The black van smoked its brakes at every switchback as it raced down the crooked street. But the RV was gaining fast, thanks to Will’s desperate move. Gladys held on to her safety belt for dear life, while Howard was thrown relentlessly up and down in back.
As the van reached the bottom of the street, the beatenup RV crunched through the last concrete retaining wall, flew into the air, and hurtled into the back of the van, sending it into a spin. In a shroud of burning rubber, the vehicle performed three full revolutions, and for a moment Will thought they had caught them. But the driver of the van regained control and hightailed it down the street.
“Son of a bitch!” Will wiped the sweat from his brow and revved the engine of the RV. It didn’t quite sound the same this time—the motor rattled and clunked.
“You’ve broken it!” Howard hollered from the floor.

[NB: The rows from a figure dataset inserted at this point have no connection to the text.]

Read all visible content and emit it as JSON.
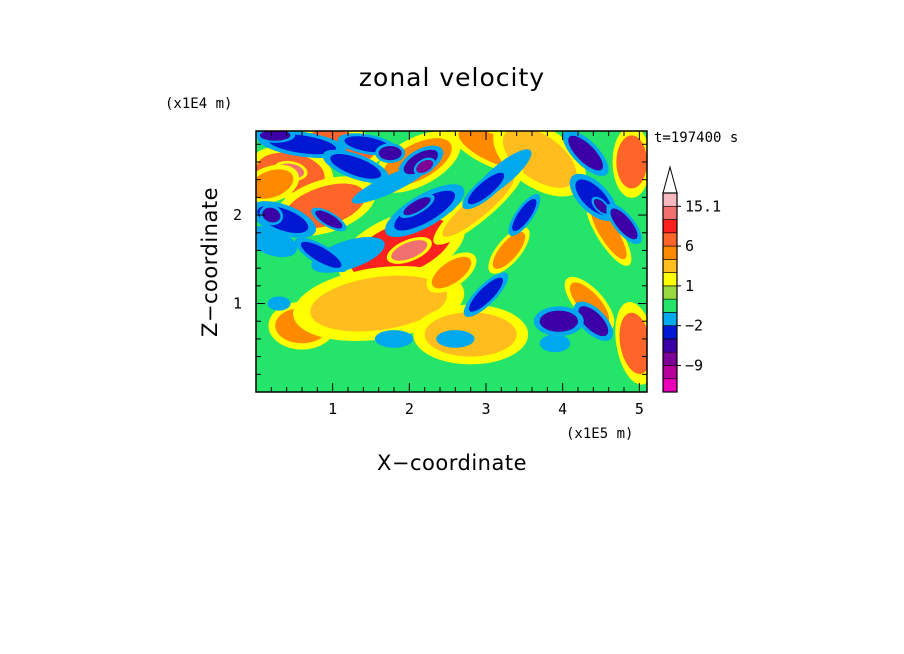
{
  "chart_data": {
    "type": "heatmap",
    "title": "zonal velocity",
    "xlabel": "X−coordinate",
    "ylabel": "Z−coordinate",
    "x_unit": "(x1E5 m)",
    "y_unit": "(x1E4 m)",
    "time_label": "t=197400 s",
    "xlim": [
      0,
      5.1
    ],
    "ylim": [
      0,
      2.95
    ],
    "x_ticks": [
      1,
      2,
      3,
      4,
      5
    ],
    "x_tick_labels": [
      "1",
      "2",
      "3",
      "4",
      "5"
    ],
    "y_ticks": [
      1,
      2
    ],
    "y_tick_labels": [
      "1",
      "2"
    ],
    "colorbar": {
      "levels_bottom_to_top": [
        {
          "color": "#ea00b8"
        },
        {
          "color": "#b5009c"
        },
        {
          "color": "#7d0097"
        },
        {
          "color": "#3c00a7"
        },
        {
          "color": "#0018d2"
        },
        {
          "color": "#00a8ee"
        },
        {
          "color": "#25e46a"
        },
        {
          "color": "#9ad840"
        },
        {
          "color": "#ffff00"
        },
        {
          "color": "#ffbe1e"
        },
        {
          "color": "#ff8a00"
        },
        {
          "color": "#ff6428"
        },
        {
          "color": "#ff2020"
        },
        {
          "color": "#f07070"
        },
        {
          "color": "#f8b8c0"
        }
      ],
      "labels": [
        "15.1",
        "6",
        "1",
        "−2",
        "−9"
      ],
      "label_values": [
        15.1,
        6,
        1,
        -2,
        -9
      ],
      "label_bands": [
        14,
        11,
        8,
        5,
        2
      ],
      "extend_max": true
    },
    "features": [
      {
        "x": 1.9,
        "z": 1.62,
        "rx": 0.7,
        "rz": 0.28,
        "rot": 22,
        "v": 6
      },
      {
        "x": 2.0,
        "z": 1.6,
        "rx": 0.25,
        "rz": 0.09,
        "rot": 22,
        "v": 8
      },
      {
        "x": 0.45,
        "z": 2.48,
        "rx": 0.45,
        "rz": 0.22,
        "rot": -10,
        "v": 5
      },
      {
        "x": 0.45,
        "z": 2.5,
        "rx": 0.18,
        "rz": 0.08,
        "rot": -10,
        "v": 8
      },
      {
        "x": 0.9,
        "z": 2.1,
        "rx": 0.55,
        "rz": 0.22,
        "rot": 18,
        "v": 5
      },
      {
        "x": 1.1,
        "z": 2.78,
        "rx": 0.45,
        "rz": 0.17,
        "rot": -12,
        "v": 5
      },
      {
        "x": 2.1,
        "z": 2.6,
        "rx": 0.5,
        "rz": 0.2,
        "rot": 28,
        "v": 4
      },
      {
        "x": 3.1,
        "z": 2.75,
        "rx": 0.5,
        "rz": 0.15,
        "rot": -25,
        "v": 4
      },
      {
        "x": 4.9,
        "z": 2.6,
        "rx": 0.2,
        "rz": 0.3,
        "rot": 0,
        "v": 5
      },
      {
        "x": 4.95,
        "z": 0.55,
        "rx": 0.2,
        "rz": 0.35,
        "rot": 10,
        "v": 5
      },
      {
        "x": 0.6,
        "z": 0.75,
        "rx": 0.35,
        "rz": 0.2,
        "rot": 0,
        "v": 4
      },
      {
        "x": 0.2,
        "z": 2.35,
        "rx": 0.3,
        "rz": 0.15,
        "rot": 20,
        "v": 4
      },
      {
        "x": 1.6,
        "z": 1.0,
        "rx": 0.9,
        "rz": 0.3,
        "rot": 8,
        "v": 3
      },
      {
        "x": 2.8,
        "z": 0.65,
        "rx": 0.6,
        "rz": 0.25,
        "rot": 0,
        "v": 3
      },
      {
        "x": 3.7,
        "z": 2.65,
        "rx": 0.55,
        "rz": 0.25,
        "rot": -35,
        "v": 3
      },
      {
        "x": 2.9,
        "z": 2.1,
        "rx": 0.6,
        "rz": 0.12,
        "rot": 40,
        "v": 3
      },
      {
        "x": 2.55,
        "z": 1.35,
        "rx": 0.3,
        "rz": 0.12,
        "rot": 35,
        "v": 4
      },
      {
        "x": 3.3,
        "z": 1.6,
        "rx": 0.3,
        "rz": 0.1,
        "rot": 50,
        "v": 4
      },
      {
        "x": 4.35,
        "z": 1.0,
        "rx": 0.35,
        "rz": 0.12,
        "rot": -48,
        "v": 4
      },
      {
        "x": 4.6,
        "z": 1.8,
        "rx": 0.4,
        "rz": 0.1,
        "rot": -58,
        "v": 4
      },
      {
        "x": 1.75,
        "z": 2.35,
        "rx": 0.55,
        "rz": 0.1,
        "rot": 25,
        "v": -2
      },
      {
        "x": 1.2,
        "z": 1.55,
        "rx": 0.5,
        "rz": 0.16,
        "rot": 18,
        "v": -2
      },
      {
        "x": 0.2,
        "z": 1.7,
        "rx": 0.35,
        "rz": 0.15,
        "rot": -20,
        "v": -2
      },
      {
        "x": 0.35,
        "z": 1.95,
        "rx": 0.35,
        "rz": 0.12,
        "rot": -20,
        "v": -3
      },
      {
        "x": 0.2,
        "z": 2.0,
        "rx": 0.12,
        "rz": 0.08,
        "rot": -20,
        "v": -6
      },
      {
        "x": 0.85,
        "z": 1.55,
        "rx": 0.3,
        "rz": 0.08,
        "rot": -30,
        "v": -3
      },
      {
        "x": 0.6,
        "z": 2.8,
        "rx": 0.45,
        "rz": 0.1,
        "rot": -8,
        "v": -3
      },
      {
        "x": 1.3,
        "z": 2.55,
        "rx": 0.35,
        "rz": 0.1,
        "rot": -20,
        "v": -3
      },
      {
        "x": 1.45,
        "z": 2.8,
        "rx": 0.3,
        "rz": 0.08,
        "rot": -10,
        "v": -3
      },
      {
        "x": 2.2,
        "z": 2.05,
        "rx": 0.45,
        "rz": 0.13,
        "rot": 30,
        "v": -3
      },
      {
        "x": 2.1,
        "z": 2.1,
        "rx": 0.2,
        "rz": 0.06,
        "rot": 30,
        "v": -6
      },
      {
        "x": 2.15,
        "z": 2.6,
        "rx": 0.25,
        "rz": 0.1,
        "rot": 30,
        "v": -6
      },
      {
        "x": 2.2,
        "z": 2.55,
        "rx": 0.12,
        "rz": 0.06,
        "rot": 30,
        "v": -9
      },
      {
        "x": 1.75,
        "z": 2.7,
        "rx": 0.15,
        "rz": 0.08,
        "rot": 0,
        "v": -6
      },
      {
        "x": 0.25,
        "z": 2.9,
        "rx": 0.2,
        "rz": 0.06,
        "rot": 0,
        "v": -6
      },
      {
        "x": 0.95,
        "z": 1.95,
        "rx": 0.2,
        "rz": 0.06,
        "rot": -30,
        "v": -6
      },
      {
        "x": 1.8,
        "z": 0.6,
        "rx": 0.25,
        "rz": 0.1,
        "rot": 0,
        "v": -2
      },
      {
        "x": 2.6,
        "z": 0.6,
        "rx": 0.25,
        "rz": 0.1,
        "rot": 0,
        "v": -2
      },
      {
        "x": 3.2,
        "z": 2.45,
        "rx": 0.5,
        "rz": 0.12,
        "rot": 40,
        "v": -2
      },
      {
        "x": 3.0,
        "z": 2.3,
        "rx": 0.3,
        "rz": 0.08,
        "rot": 40,
        "v": -5
      },
      {
        "x": 4.4,
        "z": 2.2,
        "rx": 0.3,
        "rz": 0.12,
        "rot": -45,
        "v": -3
      },
      {
        "x": 4.5,
        "z": 2.1,
        "rx": 0.12,
        "rz": 0.05,
        "rot": -45,
        "v": -6
      },
      {
        "x": 4.4,
        "z": 0.8,
        "rx": 0.25,
        "rz": 0.1,
        "rot": -45,
        "v": -6
      },
      {
        "x": 4.8,
        "z": 1.9,
        "rx": 0.25,
        "rz": 0.08,
        "rot": -50,
        "v": -6
      },
      {
        "x": 4.3,
        "z": 2.7,
        "rx": 0.3,
        "rz": 0.1,
        "rot": -45,
        "v": -6
      },
      {
        "x": 3.95,
        "z": 0.8,
        "rx": 0.25,
        "rz": 0.12,
        "rot": 0,
        "v": -6
      },
      {
        "x": 3.9,
        "z": 0.55,
        "rx": 0.2,
        "rz": 0.1,
        "rot": 0,
        "v": -2
      },
      {
        "x": 0.3,
        "z": 1.0,
        "rx": 0.15,
        "rz": 0.08,
        "rot": 0,
        "v": -2
      },
      {
        "x": 3.0,
        "z": 1.1,
        "rx": 0.3,
        "rz": 0.08,
        "rot": 45,
        "v": -3
      },
      {
        "x": 3.5,
        "z": 2.0,
        "rx": 0.25,
        "rz": 0.07,
        "rot": 55,
        "v": -3
      }
    ]
  }
}
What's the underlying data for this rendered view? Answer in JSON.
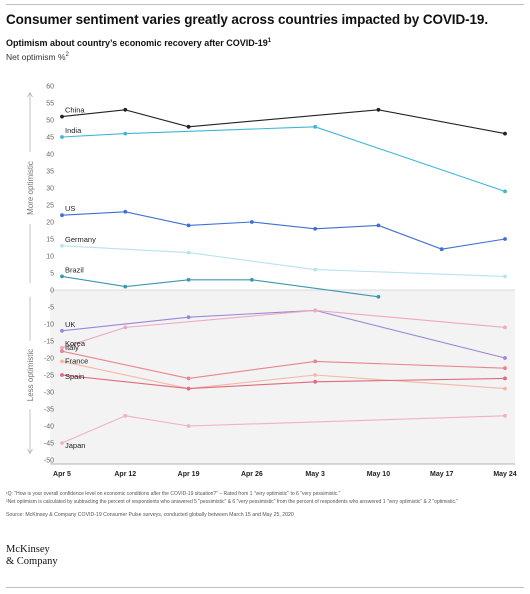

“Not yet, I haven’t.” Will put his foot to the floor once more, and the motor home buzzed and sputtered as fast as it could down the street, dragging twisted chunks of metal behind it.
With Gladys navigating, the RV raced as fast as it could through the streets of San Francisco, heading west, then sweeping north toward the Golden Gate Bridge. On the tracking grid of Will’s watch the distance between the RV and the van grew wider and wider until they could no longer see the van through the windshield.